In our dataset, a threshold concentration of 370 pg/mL revealed the optimal combination of specificity (80%) and sensitivity (56%) in predicting SVR patients. We then determined our optimal IP-10 level to correctly predict both SVR as well as nonresponse. A threshold value of 550 pg/mL yielded the
highest rate of true positives or negatives (69%), and correlated well with the 600 pg/mL cutoff (68% true positives or negatives predicted in our dataset). Finally, logistic regression analysis Selleckchem Selumetinib of pretreatment IP-10 concentrations enabled fitting the probability of SVR for specific IP-10 levels measured in individual patients, and demonstrated a highly significant effect of IP-10 (P< 0.0001; Supporting Fig. 1, gray curve).
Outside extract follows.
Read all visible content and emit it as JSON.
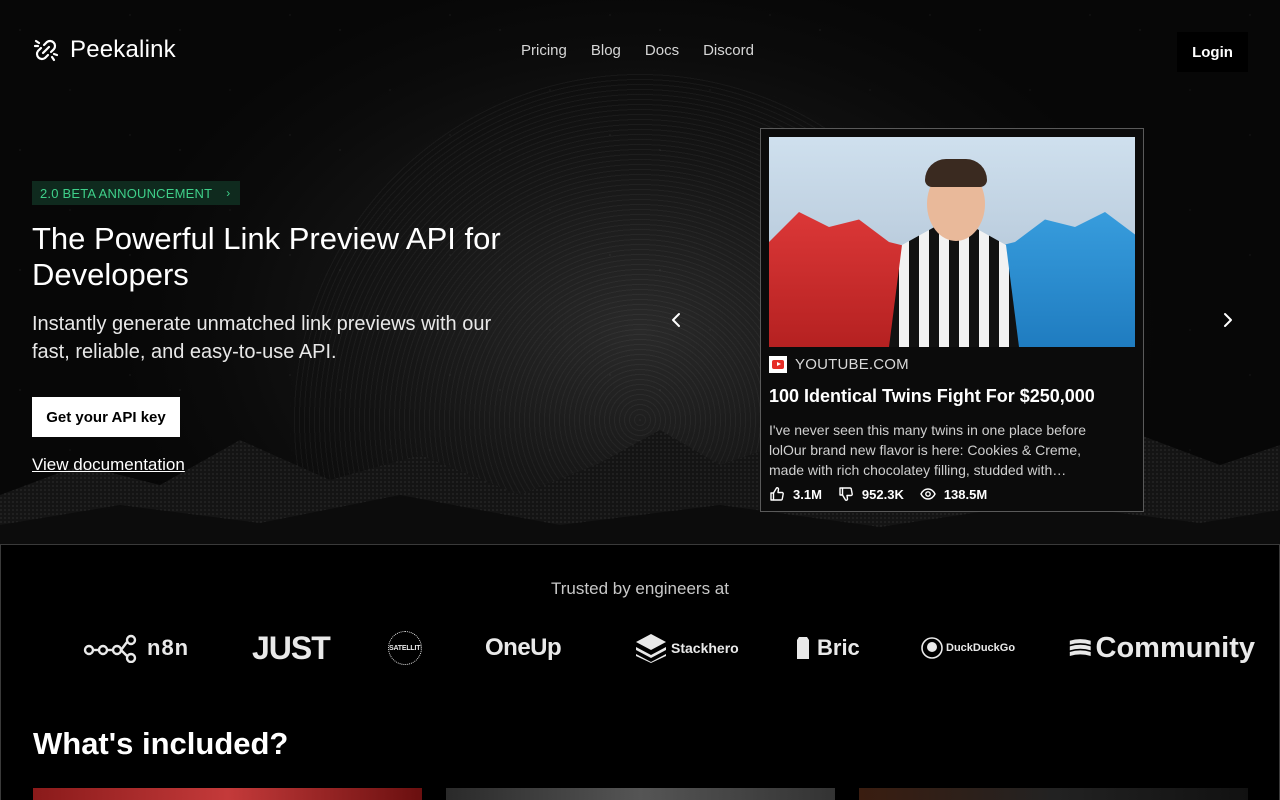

When comparing pretreatment IP-10 serum levels of CA and AA patients, no significant differences were observed in separate analyses of responders (P = 0.75) and nonresponders (P = 0.97) (Table 1).
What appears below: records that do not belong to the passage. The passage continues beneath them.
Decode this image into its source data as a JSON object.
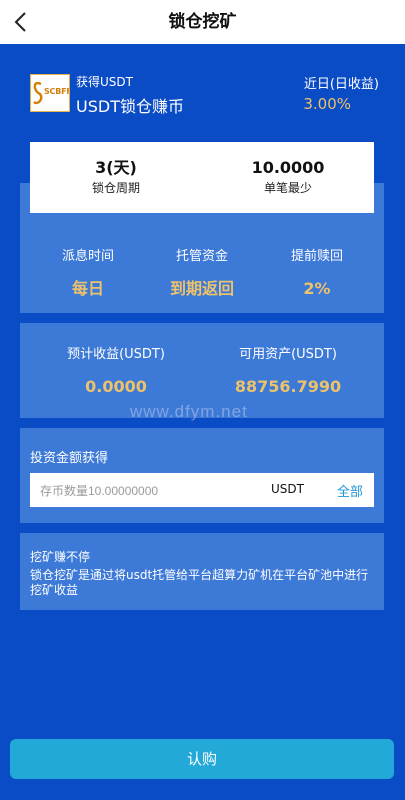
{
  "header": {
    "title": "锁仓挖矿",
    "back_icon": "chevron-left-icon"
  },
  "product": {
    "logo_text": "SCBFF",
    "subtitle": "获得USDT",
    "name": "USDT锁仓赚币",
    "yield_label": "近日(日收益)",
    "yield_value": "3.00%"
  },
  "summary": {
    "period_value": "3(天)",
    "period_label": "锁仓周期",
    "min_value": "10.0000",
    "min_label": "单笔最少"
  },
  "terms": [
    {
      "label": "派息时间",
      "value": "每日"
    },
    {
      "label": "托管资金",
      "value": "到期返回"
    },
    {
      "label": "提前赎回",
      "value": "2%"
    }
  ],
  "estimate": {
    "income_label": "预计收益(USDT)",
    "income_value": "0.0000",
    "available_label": "可用资产(USDT)",
    "available_value": "88756.7990"
  },
  "invest": {
    "title": "投资金额获得",
    "placeholder": "存币数量10.00000000",
    "unit": "USDT",
    "all_label": "全部"
  },
  "tip": {
    "title": "挖矿赚不停",
    "text": "锁仓挖矿是通过将usdt托管给平台超算力矿机在平台矿池中进行挖矿收益"
  },
  "watermark": "www.dfym.net",
  "submit_label": "认购",
  "colors": {
    "background": "#0a4bc6",
    "panel": "#3d79d7",
    "accent": "#ecc26a",
    "button": "#22a9d8"
  }
}
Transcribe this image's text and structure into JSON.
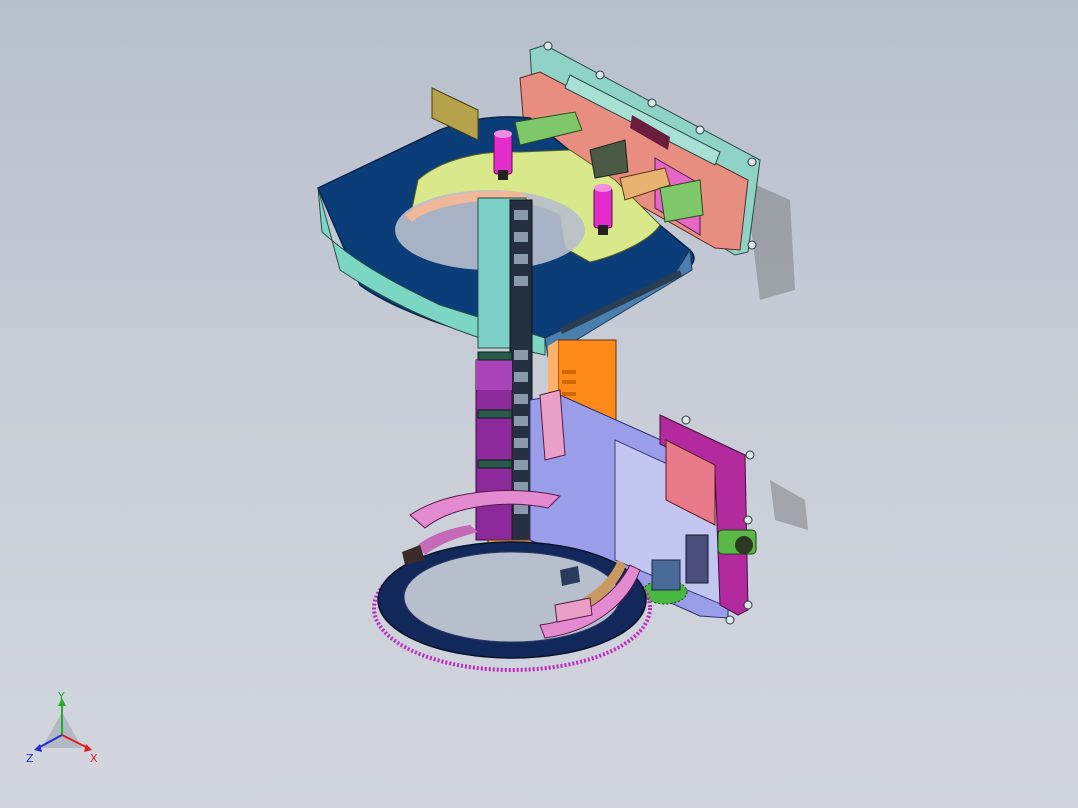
{
  "viewport": {
    "background_top": "#b7bfcc",
    "background_bottom": "#d3d6de"
  },
  "model": {
    "description_icon": "cad-assembly-model"
  },
  "triad": {
    "x_label": "X",
    "y_label": "Y",
    "z_label": "Z",
    "x_color": "#e02020",
    "y_color": "#20b020",
    "z_color": "#2030d0"
  }
}
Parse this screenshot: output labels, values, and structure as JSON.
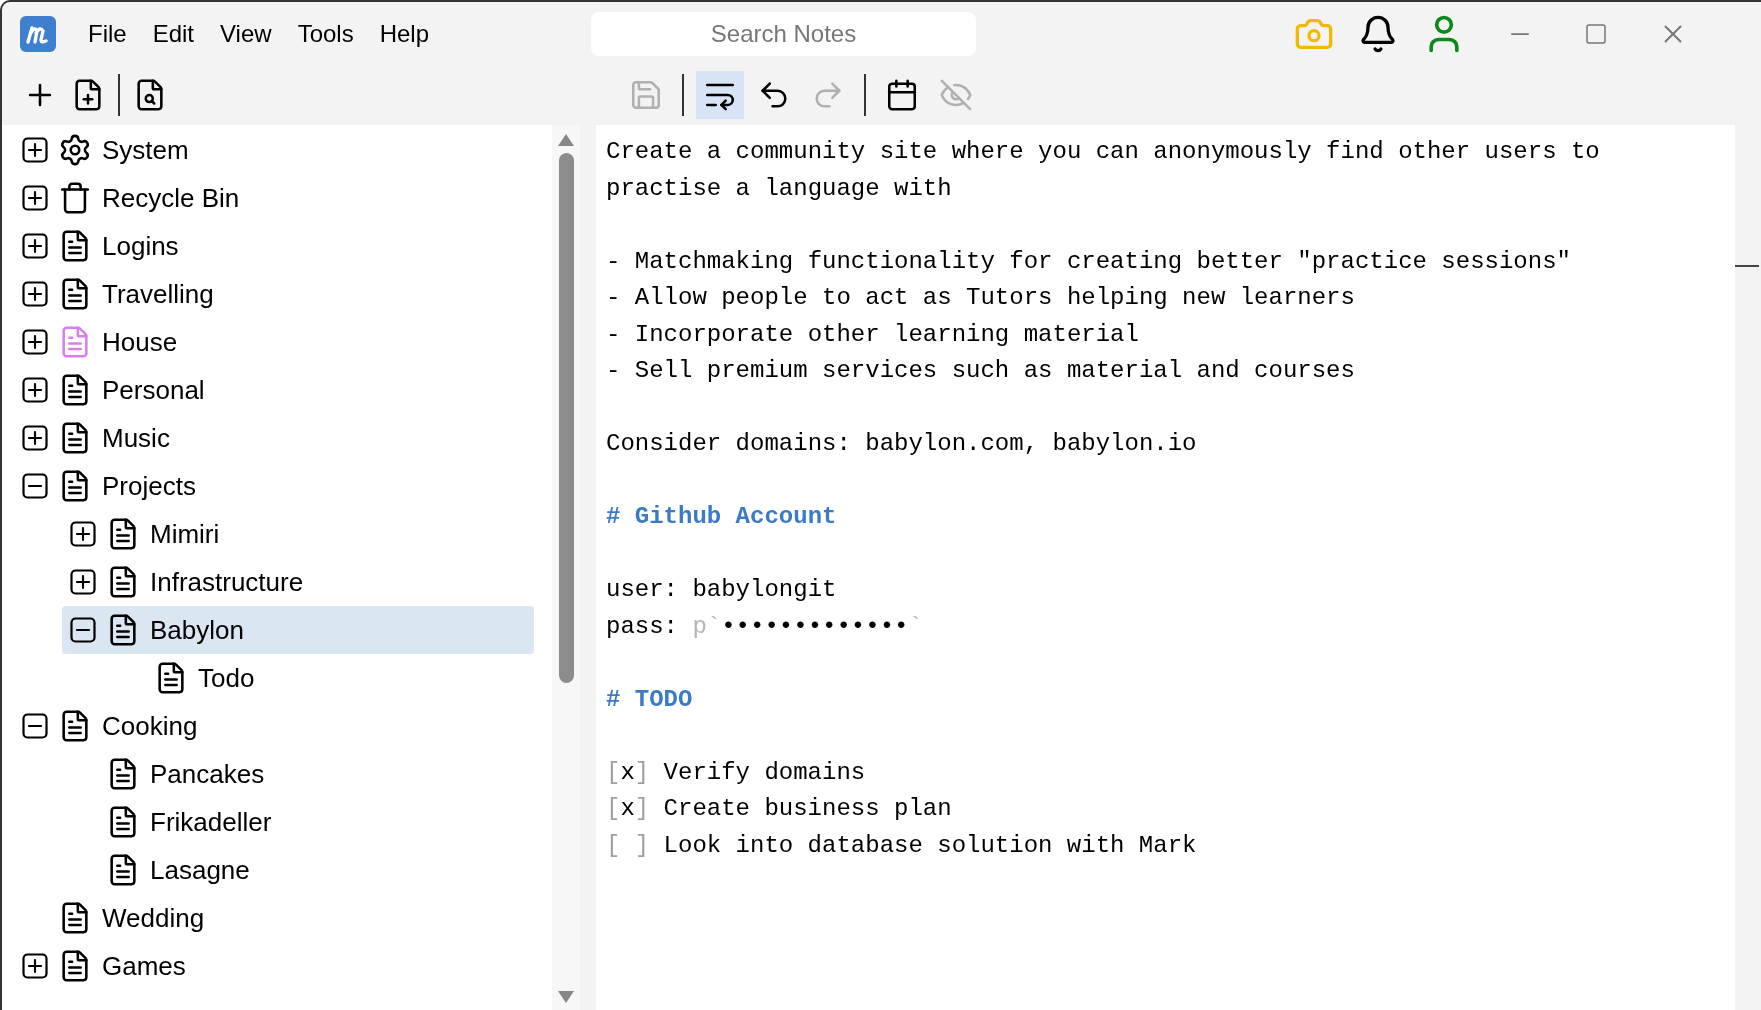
{
  "menu": [
    "File",
    "Edit",
    "View",
    "Tools",
    "Help"
  ],
  "search": {
    "placeholder": "Search Notes"
  },
  "toolbar_left": [
    {
      "kind": "add",
      "disabled": false
    },
    {
      "kind": "new-note",
      "disabled": false
    },
    {
      "kind": "divider"
    },
    {
      "kind": "find-note",
      "disabled": false
    }
  ],
  "toolbar_editor": [
    {
      "kind": "save",
      "disabled": true,
      "selected": false
    },
    {
      "kind": "divider"
    },
    {
      "kind": "wrap",
      "disabled": false,
      "selected": true
    },
    {
      "kind": "undo",
      "disabled": false,
      "selected": false
    },
    {
      "kind": "redo",
      "disabled": true,
      "selected": false
    },
    {
      "kind": "divider"
    },
    {
      "kind": "calendar",
      "disabled": false,
      "selected": false
    },
    {
      "kind": "hide",
      "disabled": true,
      "selected": false
    }
  ],
  "tree": [
    {
      "label": "System",
      "kind": "gear",
      "color": "#000000",
      "expanded": false,
      "selected": false
    },
    {
      "label": "Recycle Bin",
      "kind": "trash",
      "color": "#000000",
      "expanded": false,
      "selected": false
    },
    {
      "label": "Logins",
      "kind": "note",
      "color": "#000000",
      "expanded": false,
      "selected": false
    },
    {
      "label": "Travelling",
      "kind": "note",
      "color": "#000000",
      "expanded": false,
      "selected": false
    },
    {
      "label": "House",
      "kind": "note",
      "color": "#d77ff0",
      "expanded": false,
      "selected": false
    },
    {
      "label": "Personal",
      "kind": "note",
      "color": "#000000",
      "expanded": false,
      "selected": false
    },
    {
      "label": "Music",
      "kind": "note",
      "color": "#000000",
      "expanded": false,
      "selected": false
    },
    {
      "label": "Projects",
      "kind": "note",
      "color": "#000000",
      "expanded": true,
      "selected": false,
      "children": [
        {
          "label": "Mimiri",
          "kind": "note",
          "color": "#000000",
          "expanded": false,
          "selected": false
        },
        {
          "label": "Infrastructure",
          "kind": "note",
          "color": "#000000",
          "expanded": false,
          "selected": false
        },
        {
          "label": "Babylon",
          "kind": "note",
          "color": "#000000",
          "expanded": true,
          "selected": true,
          "children": [
            {
              "label": "Todo",
              "kind": "note",
              "color": "#000000",
              "selected": false
            }
          ]
        }
      ]
    },
    {
      "label": "Cooking",
      "kind": "note",
      "color": "#000000",
      "expanded": true,
      "selected": false,
      "children": [
        {
          "label": "Pancakes",
          "kind": "note",
          "color": "#000000",
          "selected": false
        },
        {
          "label": "Frikadeller",
          "kind": "note",
          "color": "#000000",
          "selected": false
        },
        {
          "label": "Lasagne",
          "kind": "note",
          "color": "#000000",
          "selected": false
        }
      ]
    },
    {
      "label": "Wedding",
      "kind": "note",
      "color": "#000000",
      "selected": false
    },
    {
      "label": "Games",
      "kind": "note",
      "color": "#000000",
      "expanded": false,
      "selected": false
    }
  ],
  "editor": [
    {
      "kind": "text",
      "text": "Create a community site where you can anonymously find other users to practise a language with"
    },
    {
      "kind": "blank"
    },
    {
      "kind": "text",
      "text": "- Matchmaking functionality for creating better \"practice sessions\""
    },
    {
      "kind": "text",
      "text": "- Allow people to act as Tutors helping new learners"
    },
    {
      "kind": "text",
      "text": "- Incorporate other learning material"
    },
    {
      "kind": "text",
      "text": "- Sell premium services such as material and courses"
    },
    {
      "kind": "blank"
    },
    {
      "kind": "text",
      "text": "Consider domains: babylon.com, babylon.io"
    },
    {
      "kind": "blank"
    },
    {
      "kind": "heading",
      "text": "# Github Account"
    },
    {
      "kind": "blank"
    },
    {
      "kind": "text",
      "text": "user: babylongit"
    },
    {
      "kind": "password",
      "label": "pass:",
      "prefix": "p`",
      "mask": "•••••••••••••",
      "suffix": "`"
    },
    {
      "kind": "blank"
    },
    {
      "kind": "heading",
      "text": "# TODO"
    },
    {
      "kind": "blank"
    },
    {
      "kind": "todo",
      "open": "[",
      "close": "]",
      "checked": true,
      "mark": "x",
      "text": "Verify domains"
    },
    {
      "kind": "todo",
      "open": "[",
      "close": "]",
      "checked": true,
      "mark": "x",
      "text": "Create business plan"
    },
    {
      "kind": "todo",
      "open": "[",
      "close": "]",
      "checked": false,
      "text": "Look into database solution with Mark"
    }
  ]
}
The significant (P = 0.015) difference in baseline serum IP-10 level between CA and AA patients that was observed in the overall buy Ferrostatin-1 study cohort can most likely be explained by the unbalanced composition of the cohort (IFN treatment response rate in the CA subgroup was 75% versus 40% in the AA subgroup). The highly significant difference in IP-10 serum level between responders and nonresponders to IFN therapy was found both in CA and AA patients (Table 1). Logistic regression analyses of baseline IP-10 levels were used to generate treatment response curves for CA and AA patients (Supporting Fig. 1). The response curves for AA and CA patients revealed a significant effect of both IP-10 (P< 0.0001) and race (P< 0.0001), but no significant interaction between IP-10 and race (P = 0.08). Of the 210 patients genotyped, 30% were CC, 49% were CT, and 21% were TT. A significant association between IL28B
see more genotype and treatment response was observed: corresponding SVR rates were 87% for CC, 50% for CT, and 39% for TT (P< 0.0001) (Table 2). For CA patients, 49% were CC with an SVR of 91%, 41% were CT with an SVR of 67%, and 10% were TT with an SVR of 45% (P< 0.001). For AA patients, only 9% were CC with an SVR of 67%, 58% were CT with an SVR of 35%, and 33% were TT with an SVR of 36% (P = 0.20). Mean serum IP-10 levels were similar for all patients regardless of IL28B genotype both in CA patients (P = 0.27) and AA patients (P = 0.58) (Fig. 2). This lack of correlation between serum IP-10 and IL28B genotype indicates that the associations with SVR observed for both of these markers are independent. Using the 600 pg/mL cutoff for pretreatment IP-10 levels, the SVR rate for our cohort of patients with both serum IP-10 and IL28B genotype data available (n = 210) was 69% for those with a low IP-10 level (<600 pg/mL) and 35% for those with a high IP-10 level (>600 pg/mL) (P< 0.0001).